Novel insight: StFX professor publishes research on global trends in aquatic animal tracking

StFX aquatic resources professor Dr. Jordan Matley is pictured here in the field, tagging and releasing walleye in the Great Lakes.

In a new study, a StFX aquatic resources professor is providing novel insight into where to focus research to optimize relevance to management within the growing field of movement ecology of aquatic animals. 

Dr. Jordan Matley is the lead author of the research paper, ‘Global trends in aquatic animal tracking with acoustic telemetry,’ released today in the journal, Trends in Evolution and Ecology (TREE). The article, he says, is a comprehensive review of research studying movement ecology of aquatic animals and was designed to help direct similar research in the future.

“Along with my co-authors, I was thrilled to have this work published in a high-impact journal like TREE. We put a lot of effort in comprehensively reviewing over 1,800 articles and incorporating a global perspective, so it is rewarding knowing that our findings will reach a broad readership,” Dr. Matley says. 


 Dr. Jordan Matley

The researchers conducted a literature review of studies that used acoustic telemetry (AT)—a technique to track the movements of fishes, sharks, and sea turtles, among other aquatic animals—to investigate global trends in its use and how well emerging research addresses pertinent questions relating to management. 

Dr. Matley says considering the growing interest in technological advancements to study aquatic animals, AT is at the forefront of research. 

“Still, to be most effective, AT research should be directed to address issues that pose particular concern for both humans and ecosystems. Our research highlights areas where research can be best implemented to meet global objectives.”

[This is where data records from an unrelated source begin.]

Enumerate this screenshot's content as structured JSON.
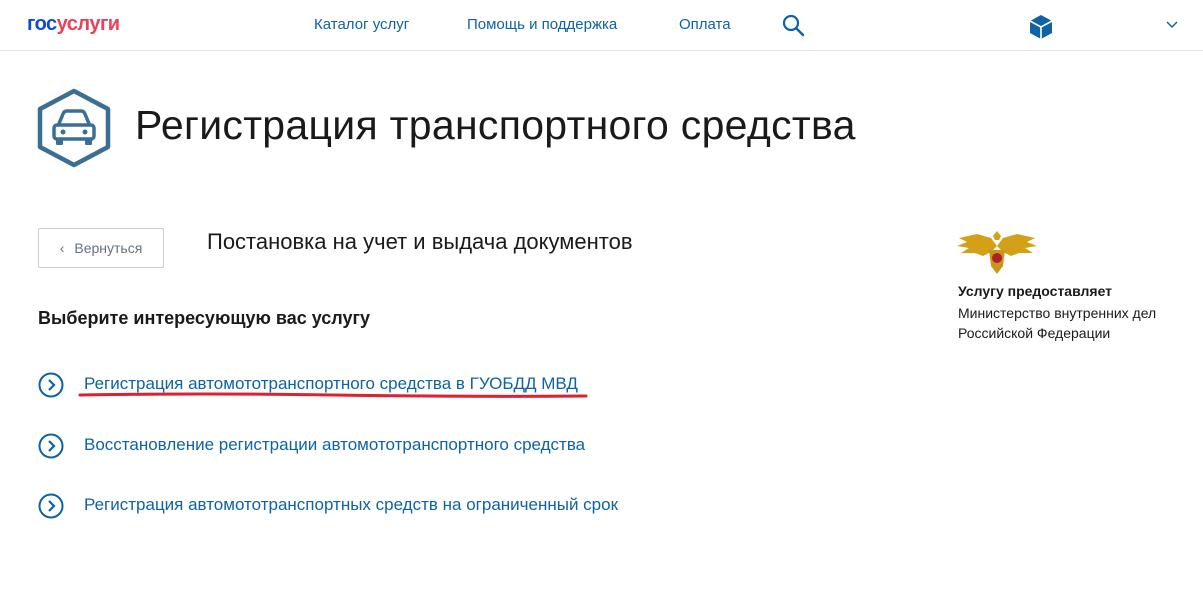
{
  "header": {
    "logo_part1": "гос",
    "logo_part2": "услуги",
    "nav": [
      "Каталог услуг",
      "Помощь и поддержка",
      "Оплата"
    ]
  },
  "page": {
    "title": "Регистрация транспортного средства",
    "back_label": "Вернуться",
    "subtitle": "Постановка на учет и выдача документов",
    "choose_label": "Выберите интересующую вас услугу"
  },
  "services": [
    "Регистрация автомототранспортного средства в ГУОБДД МВД",
    "Восстановление регистрации автомототранспортного средства",
    "Регистрация автомототранспортных средств на ограниченный срок"
  ],
  "provider": {
    "label": "Услугу предоставляет",
    "name": "Министерство внутренних дел Российской Федерации"
  },
  "colors": {
    "brand_blue": "#0d4cd3",
    "brand_red": "#ee3f58",
    "link": "#0d63a5",
    "icon_blue": "#3a6e95",
    "annotation_red": "#e0202e"
  }
}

He says as aquatic environments continue to face troubling scenarios of biodiversity and habitat loss, being able to focus research resources in a collaborative and cost-effective manner is instrumental to enhance research output and rationalize ongoing research efforts. 

Their goal, he says, was to provide actionable steps to guide future research so that findings are transferable to management organizations such as regional and national governments. 

“We highlight six themes that need to be better developed to achieve this goal; and greater collaborative efforts are at the forefront of each theme.”

Dr. Matley says movement ecology is a burgeoning field in science and he and his main co-author, Natalie Klinard, were interested in knowing how well research objectives meet the management needs of aquatic animals. 

“Ultimately, we wanted to identify where this type of research should be directed to facilitate greater understanding of the aquatic realm globally.”    

Dr. Matley has spent over a decade tracking the movements of aquatic animals, such as fish, sharks, and sea turtles, including within the Canadian Arctic, the Great Barrier Reef, the Caribbean, and the Great Lakes. “I always try to formulate my research to provide novel insight that can inform conservation or management practices and promote the sustainability of aquatic resources. However, there is often a disconnect between researchers and policy makers and uptake of research requires all parties to have similar goals. As such, my interest stemmed from trying to bridge this gap so my future research, and others, could have greater relevance to decision making processes.”      

Dr. Matley joined the StFX faculty this past July. He currently teaches a fourth year aquatic resources seminar course, concentrating on the ecological, social, political, and economic impacts of marine litter and debris. He is also developing a new third year course called ‘Sustainability of Aquatic Resources,’ which he will teach next semester, and he is developing two first year introductory courses for the summer semester.  

This research is, in part, made possible by the Government of Canada Research Support Fund.